Isn’t that cute? I’m wearing white in the picture. Yeah… So I finished reading The Woman in White this week, and found it highly entertaining. Although it’s a classic, I found it very exciting and easy to read–it read almost like a soap opera, a crime drama, or an action movie at some parts (an action movie set in the 1800’s). So if you want to seem highly intelligent by reading classic literature in your spare time, while you’re actually just breezing through a mystery novel, this book is the way to go! I found this book to be a very engrossing and fast read, which is sort of perfect for summer–you can feel good about yourself because, if you’re anything like me, you probably want to read some sort of classic this summer, but you don’t want to have to sort through any James Joyce or something equally tiresome and pompous (spoiler alert, I’m not a huge James Joyce fan).
The book opens on our hero, Walter Hartright, who in walking home one night encounters a hysterical and mysterious woman dressed strangely all in white. He helps her secure a ride to her destination, but is unable to find out her name or where she is headed. Mulling this over, he heads for home again, only to overhear two policemen talking about a girl who has escaped from an insane asylum and realizes that he has possible assisted a criminal or dangerous personage. Which is very bad. This sets of a chain of seemingly unconnected events which will make Walter’s life a lot more exciting, to say the least.
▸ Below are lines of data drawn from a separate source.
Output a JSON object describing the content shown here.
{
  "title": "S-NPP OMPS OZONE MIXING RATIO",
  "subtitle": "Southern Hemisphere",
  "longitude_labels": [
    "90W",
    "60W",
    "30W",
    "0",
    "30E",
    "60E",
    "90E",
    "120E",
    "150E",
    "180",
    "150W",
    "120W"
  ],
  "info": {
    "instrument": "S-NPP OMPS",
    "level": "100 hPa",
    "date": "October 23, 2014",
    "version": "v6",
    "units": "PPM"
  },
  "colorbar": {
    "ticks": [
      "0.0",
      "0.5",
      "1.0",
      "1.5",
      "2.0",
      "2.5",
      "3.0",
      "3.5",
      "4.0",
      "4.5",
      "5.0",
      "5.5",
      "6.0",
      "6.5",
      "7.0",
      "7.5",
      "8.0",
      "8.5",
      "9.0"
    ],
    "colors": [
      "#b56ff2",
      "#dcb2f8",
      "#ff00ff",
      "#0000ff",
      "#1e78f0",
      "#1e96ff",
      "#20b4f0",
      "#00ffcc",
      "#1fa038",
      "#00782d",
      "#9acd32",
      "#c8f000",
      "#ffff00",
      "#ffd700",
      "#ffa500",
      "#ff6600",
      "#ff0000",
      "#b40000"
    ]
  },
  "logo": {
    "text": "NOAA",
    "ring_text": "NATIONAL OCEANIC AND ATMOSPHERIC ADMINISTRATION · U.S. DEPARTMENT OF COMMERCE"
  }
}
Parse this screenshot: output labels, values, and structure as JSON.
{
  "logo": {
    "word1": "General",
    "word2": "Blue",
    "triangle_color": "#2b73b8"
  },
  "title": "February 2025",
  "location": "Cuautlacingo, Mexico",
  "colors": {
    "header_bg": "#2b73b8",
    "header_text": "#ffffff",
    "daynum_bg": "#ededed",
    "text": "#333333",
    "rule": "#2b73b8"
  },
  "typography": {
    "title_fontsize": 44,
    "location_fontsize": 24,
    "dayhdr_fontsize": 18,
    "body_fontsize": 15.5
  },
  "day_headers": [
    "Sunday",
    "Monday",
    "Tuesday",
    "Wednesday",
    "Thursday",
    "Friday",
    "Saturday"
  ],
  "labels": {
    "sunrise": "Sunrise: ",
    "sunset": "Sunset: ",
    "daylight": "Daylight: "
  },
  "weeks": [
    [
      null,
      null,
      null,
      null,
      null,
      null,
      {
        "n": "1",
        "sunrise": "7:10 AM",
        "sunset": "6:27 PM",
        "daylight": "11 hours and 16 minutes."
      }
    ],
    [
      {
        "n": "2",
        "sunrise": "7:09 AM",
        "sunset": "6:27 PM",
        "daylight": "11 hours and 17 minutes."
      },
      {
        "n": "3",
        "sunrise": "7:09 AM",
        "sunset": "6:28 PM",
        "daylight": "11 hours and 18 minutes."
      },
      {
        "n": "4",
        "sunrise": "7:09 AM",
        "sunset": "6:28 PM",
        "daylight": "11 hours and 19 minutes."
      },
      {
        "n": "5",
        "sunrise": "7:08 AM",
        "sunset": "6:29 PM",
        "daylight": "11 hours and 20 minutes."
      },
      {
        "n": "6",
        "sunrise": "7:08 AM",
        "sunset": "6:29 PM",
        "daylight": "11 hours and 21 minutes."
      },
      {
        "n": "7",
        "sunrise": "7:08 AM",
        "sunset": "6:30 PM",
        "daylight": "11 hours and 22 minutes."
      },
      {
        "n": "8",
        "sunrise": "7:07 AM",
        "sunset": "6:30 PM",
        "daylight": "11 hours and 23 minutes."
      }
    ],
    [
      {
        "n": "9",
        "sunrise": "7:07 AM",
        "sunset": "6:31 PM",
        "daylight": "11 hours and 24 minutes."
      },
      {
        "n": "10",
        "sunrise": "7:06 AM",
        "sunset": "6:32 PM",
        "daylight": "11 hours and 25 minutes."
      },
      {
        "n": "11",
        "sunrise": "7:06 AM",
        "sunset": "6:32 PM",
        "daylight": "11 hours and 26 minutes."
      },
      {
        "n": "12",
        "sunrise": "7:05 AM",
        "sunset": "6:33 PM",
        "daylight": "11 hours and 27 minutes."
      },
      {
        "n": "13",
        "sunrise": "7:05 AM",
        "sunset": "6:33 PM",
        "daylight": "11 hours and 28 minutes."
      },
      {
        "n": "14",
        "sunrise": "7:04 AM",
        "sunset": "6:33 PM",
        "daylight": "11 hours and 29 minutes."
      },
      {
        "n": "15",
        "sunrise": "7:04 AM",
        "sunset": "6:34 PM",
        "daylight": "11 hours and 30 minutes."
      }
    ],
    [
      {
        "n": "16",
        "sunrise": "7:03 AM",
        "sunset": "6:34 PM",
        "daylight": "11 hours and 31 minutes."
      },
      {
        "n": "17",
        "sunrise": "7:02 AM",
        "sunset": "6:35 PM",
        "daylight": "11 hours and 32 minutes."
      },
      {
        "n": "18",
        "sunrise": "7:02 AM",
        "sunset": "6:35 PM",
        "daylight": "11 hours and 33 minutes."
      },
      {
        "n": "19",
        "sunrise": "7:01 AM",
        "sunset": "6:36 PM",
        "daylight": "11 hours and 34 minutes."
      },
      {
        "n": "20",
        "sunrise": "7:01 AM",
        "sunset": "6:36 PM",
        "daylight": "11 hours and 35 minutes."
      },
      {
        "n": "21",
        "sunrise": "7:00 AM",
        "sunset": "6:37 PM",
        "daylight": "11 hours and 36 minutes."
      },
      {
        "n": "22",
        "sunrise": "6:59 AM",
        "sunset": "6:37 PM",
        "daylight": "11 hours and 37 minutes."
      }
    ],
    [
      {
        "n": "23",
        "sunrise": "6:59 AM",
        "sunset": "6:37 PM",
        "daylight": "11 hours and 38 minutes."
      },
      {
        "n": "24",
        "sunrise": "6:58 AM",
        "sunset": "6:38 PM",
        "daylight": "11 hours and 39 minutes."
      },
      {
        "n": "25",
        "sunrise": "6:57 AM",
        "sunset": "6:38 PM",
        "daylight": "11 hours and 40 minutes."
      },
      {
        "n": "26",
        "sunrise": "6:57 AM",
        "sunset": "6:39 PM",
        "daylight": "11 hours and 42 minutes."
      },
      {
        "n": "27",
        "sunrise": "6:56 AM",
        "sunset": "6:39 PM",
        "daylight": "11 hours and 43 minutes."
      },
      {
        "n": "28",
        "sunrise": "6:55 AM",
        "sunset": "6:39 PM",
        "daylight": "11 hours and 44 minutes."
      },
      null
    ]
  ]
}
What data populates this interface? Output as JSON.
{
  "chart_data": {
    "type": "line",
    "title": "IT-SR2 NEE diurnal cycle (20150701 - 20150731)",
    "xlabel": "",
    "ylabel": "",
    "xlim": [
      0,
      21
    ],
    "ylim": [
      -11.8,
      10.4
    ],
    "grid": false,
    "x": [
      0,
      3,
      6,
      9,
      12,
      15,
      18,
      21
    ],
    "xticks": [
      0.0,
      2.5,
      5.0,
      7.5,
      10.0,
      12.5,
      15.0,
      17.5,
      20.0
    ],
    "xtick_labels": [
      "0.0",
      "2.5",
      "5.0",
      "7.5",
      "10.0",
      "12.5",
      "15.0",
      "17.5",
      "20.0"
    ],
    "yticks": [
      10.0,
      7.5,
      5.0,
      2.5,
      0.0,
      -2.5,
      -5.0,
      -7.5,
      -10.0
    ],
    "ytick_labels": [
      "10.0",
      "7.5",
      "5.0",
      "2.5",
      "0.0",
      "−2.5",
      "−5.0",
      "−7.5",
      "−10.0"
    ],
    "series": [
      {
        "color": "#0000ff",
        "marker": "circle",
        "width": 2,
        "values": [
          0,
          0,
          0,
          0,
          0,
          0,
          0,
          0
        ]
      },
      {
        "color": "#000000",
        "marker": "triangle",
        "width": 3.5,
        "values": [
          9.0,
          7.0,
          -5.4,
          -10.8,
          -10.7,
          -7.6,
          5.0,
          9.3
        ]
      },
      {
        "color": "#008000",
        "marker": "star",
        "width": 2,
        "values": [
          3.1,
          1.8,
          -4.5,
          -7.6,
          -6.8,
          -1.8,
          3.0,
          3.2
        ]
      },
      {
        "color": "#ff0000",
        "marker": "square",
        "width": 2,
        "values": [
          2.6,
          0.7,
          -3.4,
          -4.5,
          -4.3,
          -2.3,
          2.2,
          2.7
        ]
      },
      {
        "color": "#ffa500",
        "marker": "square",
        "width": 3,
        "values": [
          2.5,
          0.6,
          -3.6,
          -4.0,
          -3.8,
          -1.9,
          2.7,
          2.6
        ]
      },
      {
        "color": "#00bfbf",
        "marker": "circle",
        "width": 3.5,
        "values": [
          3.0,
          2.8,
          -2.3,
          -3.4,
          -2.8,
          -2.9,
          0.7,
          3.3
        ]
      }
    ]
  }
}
This book has suspense, intrigue, espionage, murder plots, a love triangle, several cases of assumed and mistaken identities, death, arson, love, and one of my new favorite characters in all of literature (Marian Halcombe). Overall, it’s sure to keep readers on the edge of their seats, and it’s very easy to get through. The writing style is beautiful, and reminds me of Jane Eyre or Wuthering Heights. If you’ve been contemplating reading it, please do.
I’ll leave you with my favorite quote from the book: “One of the rarest of all the intellectual accomplishments that a man can possess, is the grand faculty of arranging his ideas. Immense privilege! I possess it. Do you?”